Overall, 46% of patients were female, the average age (+/-SD) was 54 (+/-11) years, and the average weight and BMI were 135.6 kg (+/-25.3) and 48.1 kg/m(2) (+/-11.1), respectively. The average daily dose of enoxaparin was 67 mg (+/-12). The average peak anti-Xa level was 0.25 (SD+/-0.11, range 0.08 to 0.59) units/mL. Peak anti-Xa levels did not significantly correlate with weight or BMI. There were no bleeding events, symptomatic VTE, or significant thrombocytopenia. In morbidly obese, medically-ill patients, use of weight-based enoxaparin dosed at 0.5 mg/kg once daily is feasible and results in peak anti-Xa levels within or near recommended range for thromboprophylaxis, without any evidence of excessive anti-Xa activity. These data suggest that this weight-based regimen may be more effective than standard fixed-dose enoxaparin. Clinical outcome studies are warranted to determine the clinical safety and efficacy of this regimen.

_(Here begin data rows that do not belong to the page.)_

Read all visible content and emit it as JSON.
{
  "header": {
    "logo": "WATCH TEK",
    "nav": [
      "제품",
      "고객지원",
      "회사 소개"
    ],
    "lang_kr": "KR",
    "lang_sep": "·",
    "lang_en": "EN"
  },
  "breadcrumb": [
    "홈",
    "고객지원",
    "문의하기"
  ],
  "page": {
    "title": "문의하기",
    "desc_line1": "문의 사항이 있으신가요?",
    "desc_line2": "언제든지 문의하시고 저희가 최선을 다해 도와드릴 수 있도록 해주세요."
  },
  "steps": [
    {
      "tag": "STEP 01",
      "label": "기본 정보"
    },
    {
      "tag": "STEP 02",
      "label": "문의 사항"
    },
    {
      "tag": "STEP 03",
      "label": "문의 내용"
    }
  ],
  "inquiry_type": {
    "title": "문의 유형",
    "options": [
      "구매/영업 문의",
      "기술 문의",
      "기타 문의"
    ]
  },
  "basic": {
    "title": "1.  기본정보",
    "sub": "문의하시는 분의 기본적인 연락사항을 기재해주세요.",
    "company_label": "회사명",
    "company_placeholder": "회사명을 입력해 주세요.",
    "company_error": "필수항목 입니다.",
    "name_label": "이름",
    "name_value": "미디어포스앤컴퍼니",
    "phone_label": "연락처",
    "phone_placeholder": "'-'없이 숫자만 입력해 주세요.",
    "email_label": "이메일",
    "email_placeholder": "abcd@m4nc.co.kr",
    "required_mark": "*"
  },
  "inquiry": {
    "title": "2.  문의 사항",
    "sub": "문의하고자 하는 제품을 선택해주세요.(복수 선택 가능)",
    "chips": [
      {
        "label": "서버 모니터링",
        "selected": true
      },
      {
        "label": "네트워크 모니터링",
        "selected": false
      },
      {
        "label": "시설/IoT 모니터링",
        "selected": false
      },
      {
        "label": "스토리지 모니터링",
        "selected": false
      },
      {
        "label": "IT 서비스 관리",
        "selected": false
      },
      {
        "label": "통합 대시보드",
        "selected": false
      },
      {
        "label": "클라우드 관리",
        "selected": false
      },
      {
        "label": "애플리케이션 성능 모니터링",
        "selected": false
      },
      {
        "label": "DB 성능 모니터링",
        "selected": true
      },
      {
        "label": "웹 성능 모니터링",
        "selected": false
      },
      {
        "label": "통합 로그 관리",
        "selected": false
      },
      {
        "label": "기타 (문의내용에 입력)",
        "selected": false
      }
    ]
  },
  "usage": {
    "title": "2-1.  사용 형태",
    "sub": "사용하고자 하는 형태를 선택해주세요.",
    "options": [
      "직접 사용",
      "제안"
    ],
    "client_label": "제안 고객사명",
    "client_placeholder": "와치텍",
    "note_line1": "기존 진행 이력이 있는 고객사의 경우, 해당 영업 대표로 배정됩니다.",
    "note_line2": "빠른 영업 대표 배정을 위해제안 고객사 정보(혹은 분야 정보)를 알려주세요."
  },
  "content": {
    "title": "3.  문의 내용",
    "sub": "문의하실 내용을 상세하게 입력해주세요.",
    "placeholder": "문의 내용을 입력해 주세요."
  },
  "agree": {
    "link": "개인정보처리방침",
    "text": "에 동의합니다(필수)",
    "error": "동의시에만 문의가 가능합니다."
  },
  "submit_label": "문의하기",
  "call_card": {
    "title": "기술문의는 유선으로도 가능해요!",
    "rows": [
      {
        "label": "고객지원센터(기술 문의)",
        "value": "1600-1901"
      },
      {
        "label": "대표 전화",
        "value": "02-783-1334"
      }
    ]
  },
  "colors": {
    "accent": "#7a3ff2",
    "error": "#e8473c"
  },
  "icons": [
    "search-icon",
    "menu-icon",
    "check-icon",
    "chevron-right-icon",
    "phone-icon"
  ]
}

在临床试验中,固定剂量依诺肝素(每日一次 40mg)可降低内科疾病患者静脉血栓栓塞(VTE)的风险。然而,这些试验中肥胖患者代表性不足,且在肥胖患者中使用固定剂量依诺肝素可能不足。我们在病态肥胖的内科疾病患者中完成了一项药代动力学研究,以确定依诺肝素用于 VTE 预防的基于体重的剂量是否可行,且不会出现抗凝过度(通过峰值抗 Xa 水平确定)。
28 例病态肥胖(BMI≥35kg/m²)患者入组并完成了研究方案。依诺肝素 0.5mg/kg 每日一次皮下给药,大约在依诺肝素剂量后 4-6 小时测量峰值抗 Xa 水平。
总体而言,46%的患者为女性,平均年龄(±标准差)为 54(±11)岁,平均体重和 BMI 分别为 135.6kg(±25.3)和 48.1kg/m²(±11.1)。依诺肝素的平均日剂量为 67mg(±12)。平均峰值抗 Xa 水平为 0.25(±0.11,范围 0.08 至 0.59)单位/ml。峰值抗 Xa 水平与体重或 BMI 无显著相关性。无出血事件、有症状 VTE 或明显血小板减少。在病态肥胖的内科疾病患者中,每日一次依诺肝素基于体重 0.5mg/kg 的给药是可行的,且可达到推荐的血栓预防范围内的峰值抗 Xa 水平,无过度抗 Xa 活性的证据。这些数据表明,这种基于体重的方案可能比标准固定剂量依诺肝素更有效。需要进行临床结局研究以确定该方案的临床安全性和疗效。